Frontier’s limit will initially be set at 5GB per month.  The heart of the problem is that this number can be both very high and very low – it completely depends on who you talk to.  I know that I am not alone in that I can go through that much bandwidth in just a day or two.  As a matter of fact, anyone watching more than 2 or 3 movies a month with a streaming device like the Apple TV or Amazon (Etilities Forum) Video-on-Demand service would easily clear that threshold.  As explained previously, recent industry trends toward delivering content online rather than on traditional hard media will place an increasing number of customers into the category of “heavy downloaders.”  Yet at the other end of the spectrum, customers who only browse a few web pages and send a couple of e-mails each day wouldn’t reach a 5GB limit in a year.  Given the clear movement toward using the Internet as a content delivery mechanism, though, I suspect that the latter group of consumers will decrease in numbers very quickly.

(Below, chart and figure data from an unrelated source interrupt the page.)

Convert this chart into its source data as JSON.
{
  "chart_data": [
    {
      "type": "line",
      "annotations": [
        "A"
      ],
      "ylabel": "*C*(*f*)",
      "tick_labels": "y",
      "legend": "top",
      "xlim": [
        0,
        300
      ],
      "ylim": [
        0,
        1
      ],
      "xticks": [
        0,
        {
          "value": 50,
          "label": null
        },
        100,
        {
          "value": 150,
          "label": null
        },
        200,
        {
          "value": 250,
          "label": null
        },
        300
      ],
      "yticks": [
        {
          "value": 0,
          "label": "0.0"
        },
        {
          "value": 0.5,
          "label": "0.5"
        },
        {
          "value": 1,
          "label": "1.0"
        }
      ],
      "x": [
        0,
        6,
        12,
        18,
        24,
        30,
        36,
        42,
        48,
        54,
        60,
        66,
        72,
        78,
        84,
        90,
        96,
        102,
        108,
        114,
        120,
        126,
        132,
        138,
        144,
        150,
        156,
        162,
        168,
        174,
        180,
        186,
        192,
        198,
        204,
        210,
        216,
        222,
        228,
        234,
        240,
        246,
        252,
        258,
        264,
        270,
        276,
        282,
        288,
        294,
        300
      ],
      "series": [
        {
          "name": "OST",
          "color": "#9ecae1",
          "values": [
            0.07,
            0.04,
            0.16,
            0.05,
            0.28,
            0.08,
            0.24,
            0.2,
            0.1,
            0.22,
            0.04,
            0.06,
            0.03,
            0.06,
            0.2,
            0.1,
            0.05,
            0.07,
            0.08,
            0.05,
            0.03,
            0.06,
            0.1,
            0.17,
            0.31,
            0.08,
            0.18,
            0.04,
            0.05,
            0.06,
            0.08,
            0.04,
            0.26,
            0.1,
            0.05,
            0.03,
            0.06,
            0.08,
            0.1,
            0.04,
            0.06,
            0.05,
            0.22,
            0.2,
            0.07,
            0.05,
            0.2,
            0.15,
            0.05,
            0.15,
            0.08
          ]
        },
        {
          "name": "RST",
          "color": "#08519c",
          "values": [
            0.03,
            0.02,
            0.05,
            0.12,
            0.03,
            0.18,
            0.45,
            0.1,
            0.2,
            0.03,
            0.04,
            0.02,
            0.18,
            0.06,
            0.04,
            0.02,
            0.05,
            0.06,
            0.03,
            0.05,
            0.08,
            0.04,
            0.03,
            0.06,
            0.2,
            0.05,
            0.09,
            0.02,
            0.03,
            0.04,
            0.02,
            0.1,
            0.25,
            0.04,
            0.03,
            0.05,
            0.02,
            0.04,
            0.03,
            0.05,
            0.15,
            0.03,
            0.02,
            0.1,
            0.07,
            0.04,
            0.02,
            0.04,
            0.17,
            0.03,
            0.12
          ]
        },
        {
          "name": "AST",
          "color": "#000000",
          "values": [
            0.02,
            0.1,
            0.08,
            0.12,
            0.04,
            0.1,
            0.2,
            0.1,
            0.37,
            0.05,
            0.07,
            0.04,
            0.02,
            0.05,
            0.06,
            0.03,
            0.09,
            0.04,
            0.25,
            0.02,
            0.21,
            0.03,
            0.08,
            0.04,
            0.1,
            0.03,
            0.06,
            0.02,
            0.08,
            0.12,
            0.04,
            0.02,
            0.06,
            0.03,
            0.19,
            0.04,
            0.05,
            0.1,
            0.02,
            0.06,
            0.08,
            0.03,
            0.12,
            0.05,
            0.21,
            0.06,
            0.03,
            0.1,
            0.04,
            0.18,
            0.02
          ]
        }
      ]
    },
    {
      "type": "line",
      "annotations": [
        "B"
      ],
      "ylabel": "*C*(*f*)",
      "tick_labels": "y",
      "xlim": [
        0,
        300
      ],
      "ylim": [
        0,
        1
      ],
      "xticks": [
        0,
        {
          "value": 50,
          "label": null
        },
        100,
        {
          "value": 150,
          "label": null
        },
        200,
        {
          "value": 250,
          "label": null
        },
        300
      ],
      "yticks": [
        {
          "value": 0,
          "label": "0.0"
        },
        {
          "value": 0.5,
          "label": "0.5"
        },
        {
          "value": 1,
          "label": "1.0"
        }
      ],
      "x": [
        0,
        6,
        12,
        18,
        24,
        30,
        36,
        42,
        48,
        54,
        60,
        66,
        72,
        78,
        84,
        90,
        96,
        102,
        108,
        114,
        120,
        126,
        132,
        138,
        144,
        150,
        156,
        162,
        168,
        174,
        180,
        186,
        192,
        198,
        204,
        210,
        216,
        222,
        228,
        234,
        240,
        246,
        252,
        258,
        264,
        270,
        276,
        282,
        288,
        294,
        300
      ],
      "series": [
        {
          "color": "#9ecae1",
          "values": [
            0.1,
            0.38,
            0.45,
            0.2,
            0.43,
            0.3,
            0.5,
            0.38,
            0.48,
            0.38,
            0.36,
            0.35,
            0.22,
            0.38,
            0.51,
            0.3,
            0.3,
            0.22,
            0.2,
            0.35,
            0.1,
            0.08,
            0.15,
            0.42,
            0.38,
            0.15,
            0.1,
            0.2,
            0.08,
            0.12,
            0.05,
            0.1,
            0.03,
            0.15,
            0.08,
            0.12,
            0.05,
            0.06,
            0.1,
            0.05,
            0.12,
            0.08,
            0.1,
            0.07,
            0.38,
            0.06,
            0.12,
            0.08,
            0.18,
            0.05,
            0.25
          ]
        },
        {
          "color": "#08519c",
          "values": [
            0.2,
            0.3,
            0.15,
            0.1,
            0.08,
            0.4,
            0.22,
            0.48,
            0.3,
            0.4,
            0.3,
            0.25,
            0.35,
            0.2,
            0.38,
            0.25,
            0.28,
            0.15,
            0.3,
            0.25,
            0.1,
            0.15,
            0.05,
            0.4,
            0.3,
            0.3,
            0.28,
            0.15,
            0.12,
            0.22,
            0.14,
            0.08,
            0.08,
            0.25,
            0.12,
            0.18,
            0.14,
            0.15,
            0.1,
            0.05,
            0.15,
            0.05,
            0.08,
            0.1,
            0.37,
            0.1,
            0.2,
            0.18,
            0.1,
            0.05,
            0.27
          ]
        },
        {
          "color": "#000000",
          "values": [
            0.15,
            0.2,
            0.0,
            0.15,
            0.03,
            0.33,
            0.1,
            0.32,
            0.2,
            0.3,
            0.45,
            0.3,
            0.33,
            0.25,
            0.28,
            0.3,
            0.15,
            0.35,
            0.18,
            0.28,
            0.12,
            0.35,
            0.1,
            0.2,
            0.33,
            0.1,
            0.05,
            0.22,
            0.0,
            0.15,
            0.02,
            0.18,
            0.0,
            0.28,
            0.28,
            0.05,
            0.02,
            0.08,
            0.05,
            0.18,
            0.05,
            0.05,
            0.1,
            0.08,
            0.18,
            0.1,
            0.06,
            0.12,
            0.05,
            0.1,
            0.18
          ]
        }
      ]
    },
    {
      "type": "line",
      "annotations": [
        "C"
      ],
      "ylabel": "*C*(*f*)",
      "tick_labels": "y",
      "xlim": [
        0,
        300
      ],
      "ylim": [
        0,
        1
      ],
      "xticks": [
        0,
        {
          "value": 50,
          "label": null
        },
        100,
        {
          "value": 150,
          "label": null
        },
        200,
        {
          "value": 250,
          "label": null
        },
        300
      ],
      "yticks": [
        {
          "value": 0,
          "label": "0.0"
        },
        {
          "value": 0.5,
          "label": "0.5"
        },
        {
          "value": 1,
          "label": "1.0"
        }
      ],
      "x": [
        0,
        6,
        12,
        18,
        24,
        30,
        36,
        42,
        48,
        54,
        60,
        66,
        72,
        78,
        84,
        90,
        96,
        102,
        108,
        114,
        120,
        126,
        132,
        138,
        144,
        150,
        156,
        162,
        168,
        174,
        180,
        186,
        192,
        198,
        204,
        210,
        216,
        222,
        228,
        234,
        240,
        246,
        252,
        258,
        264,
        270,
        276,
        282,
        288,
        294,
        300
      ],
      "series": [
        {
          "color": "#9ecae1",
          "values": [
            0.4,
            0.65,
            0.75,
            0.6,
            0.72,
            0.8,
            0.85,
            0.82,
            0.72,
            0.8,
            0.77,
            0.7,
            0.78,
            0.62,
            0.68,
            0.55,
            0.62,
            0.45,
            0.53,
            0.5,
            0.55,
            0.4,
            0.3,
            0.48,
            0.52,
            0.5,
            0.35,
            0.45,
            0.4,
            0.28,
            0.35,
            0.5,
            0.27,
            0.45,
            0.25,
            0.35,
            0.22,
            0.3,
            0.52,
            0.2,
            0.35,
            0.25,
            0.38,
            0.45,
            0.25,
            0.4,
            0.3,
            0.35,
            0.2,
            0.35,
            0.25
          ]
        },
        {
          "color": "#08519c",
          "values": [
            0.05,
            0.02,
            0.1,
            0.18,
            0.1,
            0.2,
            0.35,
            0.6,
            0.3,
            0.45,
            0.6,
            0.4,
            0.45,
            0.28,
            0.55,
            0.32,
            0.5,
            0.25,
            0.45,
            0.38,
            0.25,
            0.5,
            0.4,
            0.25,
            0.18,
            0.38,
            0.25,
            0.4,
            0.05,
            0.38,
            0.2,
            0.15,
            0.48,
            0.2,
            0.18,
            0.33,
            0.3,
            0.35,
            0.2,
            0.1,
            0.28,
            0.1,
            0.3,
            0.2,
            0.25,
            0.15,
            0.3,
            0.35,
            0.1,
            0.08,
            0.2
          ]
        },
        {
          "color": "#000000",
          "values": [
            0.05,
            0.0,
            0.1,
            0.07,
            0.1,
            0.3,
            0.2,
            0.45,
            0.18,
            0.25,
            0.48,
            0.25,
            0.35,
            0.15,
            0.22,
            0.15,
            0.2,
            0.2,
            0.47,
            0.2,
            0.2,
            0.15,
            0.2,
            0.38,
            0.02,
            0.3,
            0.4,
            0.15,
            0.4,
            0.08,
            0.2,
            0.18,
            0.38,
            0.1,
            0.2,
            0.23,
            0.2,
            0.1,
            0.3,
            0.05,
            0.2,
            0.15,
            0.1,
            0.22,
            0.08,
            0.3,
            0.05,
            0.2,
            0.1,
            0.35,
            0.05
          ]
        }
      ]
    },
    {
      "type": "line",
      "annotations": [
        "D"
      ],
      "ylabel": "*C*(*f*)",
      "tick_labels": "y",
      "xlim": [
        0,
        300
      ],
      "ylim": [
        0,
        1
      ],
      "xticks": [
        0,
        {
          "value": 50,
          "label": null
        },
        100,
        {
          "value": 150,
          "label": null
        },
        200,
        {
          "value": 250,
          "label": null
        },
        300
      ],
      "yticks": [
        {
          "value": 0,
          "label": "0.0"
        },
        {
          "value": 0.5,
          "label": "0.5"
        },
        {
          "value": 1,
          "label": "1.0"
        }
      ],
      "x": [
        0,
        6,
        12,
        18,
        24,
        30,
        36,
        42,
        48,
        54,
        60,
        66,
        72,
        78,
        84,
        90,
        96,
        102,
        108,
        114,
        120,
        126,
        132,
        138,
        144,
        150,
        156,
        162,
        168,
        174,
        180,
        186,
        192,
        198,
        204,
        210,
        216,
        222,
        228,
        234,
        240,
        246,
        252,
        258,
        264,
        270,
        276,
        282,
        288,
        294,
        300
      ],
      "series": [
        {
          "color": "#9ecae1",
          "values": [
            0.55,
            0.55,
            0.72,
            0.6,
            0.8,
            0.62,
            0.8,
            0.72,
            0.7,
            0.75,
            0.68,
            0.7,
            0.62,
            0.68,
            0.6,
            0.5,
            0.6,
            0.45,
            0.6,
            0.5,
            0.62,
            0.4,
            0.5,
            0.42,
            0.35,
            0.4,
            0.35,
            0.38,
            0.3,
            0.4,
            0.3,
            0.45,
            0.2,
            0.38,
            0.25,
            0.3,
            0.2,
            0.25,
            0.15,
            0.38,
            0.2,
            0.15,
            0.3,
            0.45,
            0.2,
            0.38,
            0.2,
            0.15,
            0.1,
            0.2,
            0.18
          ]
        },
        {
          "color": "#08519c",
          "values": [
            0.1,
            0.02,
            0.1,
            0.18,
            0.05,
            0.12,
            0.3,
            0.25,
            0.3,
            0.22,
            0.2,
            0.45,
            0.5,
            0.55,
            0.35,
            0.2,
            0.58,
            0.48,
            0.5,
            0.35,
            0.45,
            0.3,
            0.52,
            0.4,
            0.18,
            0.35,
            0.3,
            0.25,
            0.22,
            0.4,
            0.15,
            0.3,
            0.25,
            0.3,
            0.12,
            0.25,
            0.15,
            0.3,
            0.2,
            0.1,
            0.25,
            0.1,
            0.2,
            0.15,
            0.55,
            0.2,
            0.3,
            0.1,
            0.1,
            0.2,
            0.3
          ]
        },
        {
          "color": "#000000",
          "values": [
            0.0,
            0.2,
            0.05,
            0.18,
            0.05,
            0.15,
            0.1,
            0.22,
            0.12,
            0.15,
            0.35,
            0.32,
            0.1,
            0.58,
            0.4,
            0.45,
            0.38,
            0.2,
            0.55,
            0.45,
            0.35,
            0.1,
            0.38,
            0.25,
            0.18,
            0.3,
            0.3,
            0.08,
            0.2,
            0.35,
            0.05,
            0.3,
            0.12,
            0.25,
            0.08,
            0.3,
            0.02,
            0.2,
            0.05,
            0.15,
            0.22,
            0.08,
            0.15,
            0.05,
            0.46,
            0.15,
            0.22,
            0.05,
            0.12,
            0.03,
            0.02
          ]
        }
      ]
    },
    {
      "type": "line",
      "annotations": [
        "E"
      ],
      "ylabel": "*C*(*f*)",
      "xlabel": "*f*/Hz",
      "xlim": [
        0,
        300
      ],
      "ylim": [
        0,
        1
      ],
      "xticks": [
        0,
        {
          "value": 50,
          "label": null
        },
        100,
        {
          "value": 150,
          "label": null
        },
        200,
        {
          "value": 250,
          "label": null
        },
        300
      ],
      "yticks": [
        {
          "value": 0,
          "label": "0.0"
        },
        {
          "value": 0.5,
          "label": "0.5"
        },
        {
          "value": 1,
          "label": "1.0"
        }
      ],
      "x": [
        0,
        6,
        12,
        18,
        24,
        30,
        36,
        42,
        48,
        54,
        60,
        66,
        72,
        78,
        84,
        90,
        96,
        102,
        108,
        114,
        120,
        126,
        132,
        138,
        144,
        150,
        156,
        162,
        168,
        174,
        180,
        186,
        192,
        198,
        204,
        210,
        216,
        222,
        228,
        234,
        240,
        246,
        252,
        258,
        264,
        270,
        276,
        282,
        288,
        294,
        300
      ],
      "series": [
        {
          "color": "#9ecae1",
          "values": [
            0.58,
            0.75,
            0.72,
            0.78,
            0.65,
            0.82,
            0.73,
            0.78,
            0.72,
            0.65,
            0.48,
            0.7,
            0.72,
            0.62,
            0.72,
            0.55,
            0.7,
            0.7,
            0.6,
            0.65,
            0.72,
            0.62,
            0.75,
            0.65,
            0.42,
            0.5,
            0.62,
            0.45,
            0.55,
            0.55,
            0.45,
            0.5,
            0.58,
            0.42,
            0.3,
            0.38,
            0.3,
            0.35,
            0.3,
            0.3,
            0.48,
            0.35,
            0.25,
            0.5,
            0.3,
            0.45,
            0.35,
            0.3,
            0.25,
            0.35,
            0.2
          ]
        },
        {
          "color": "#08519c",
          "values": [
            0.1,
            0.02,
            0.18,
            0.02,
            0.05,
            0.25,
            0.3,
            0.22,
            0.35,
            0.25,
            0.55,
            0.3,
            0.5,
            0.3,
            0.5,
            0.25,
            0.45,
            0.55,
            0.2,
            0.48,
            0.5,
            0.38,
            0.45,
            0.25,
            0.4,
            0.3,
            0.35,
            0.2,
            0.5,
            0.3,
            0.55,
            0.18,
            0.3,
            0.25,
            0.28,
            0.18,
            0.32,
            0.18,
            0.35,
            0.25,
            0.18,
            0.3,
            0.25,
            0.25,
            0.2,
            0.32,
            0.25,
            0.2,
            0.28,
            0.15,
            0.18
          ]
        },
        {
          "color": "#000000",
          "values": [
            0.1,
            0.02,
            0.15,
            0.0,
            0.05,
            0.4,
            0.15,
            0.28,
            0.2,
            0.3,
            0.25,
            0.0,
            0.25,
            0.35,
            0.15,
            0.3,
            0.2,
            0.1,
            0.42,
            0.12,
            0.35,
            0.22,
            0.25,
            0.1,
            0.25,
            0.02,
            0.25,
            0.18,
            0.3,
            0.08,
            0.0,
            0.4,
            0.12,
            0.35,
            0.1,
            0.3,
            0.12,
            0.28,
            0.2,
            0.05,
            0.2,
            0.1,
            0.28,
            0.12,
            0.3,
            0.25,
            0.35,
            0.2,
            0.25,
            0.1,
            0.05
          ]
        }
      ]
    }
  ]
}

Clearly, there is a need for pricing models that allow greater granularity in determining reasonable fee-for-usage: it’s understandable that a customer using one hundred times more than another should pay more.  Frontier, however, plans to charge $1 per additional GB used.  Since the average movie downloaded through iTunes (Etilities Forum) Movie Rentals is around 2GB, the total cost of that $4 rental comes to $6 – a 50% increase in cost to the consumer!  Clearly, Frontier will disgruntle their power users faster than it takes to say it, and those bandwidth-hungry consumers will either switch back to hard media or (more likely) change providers.

What will the end result be for Frontier if they stick with the current 5GB cap strategy?  They’ll be left with only their light-duty users, who, by nature, will generate less revenue and be less profitable once pricing models mature to reasonably and affordably bill based on usage.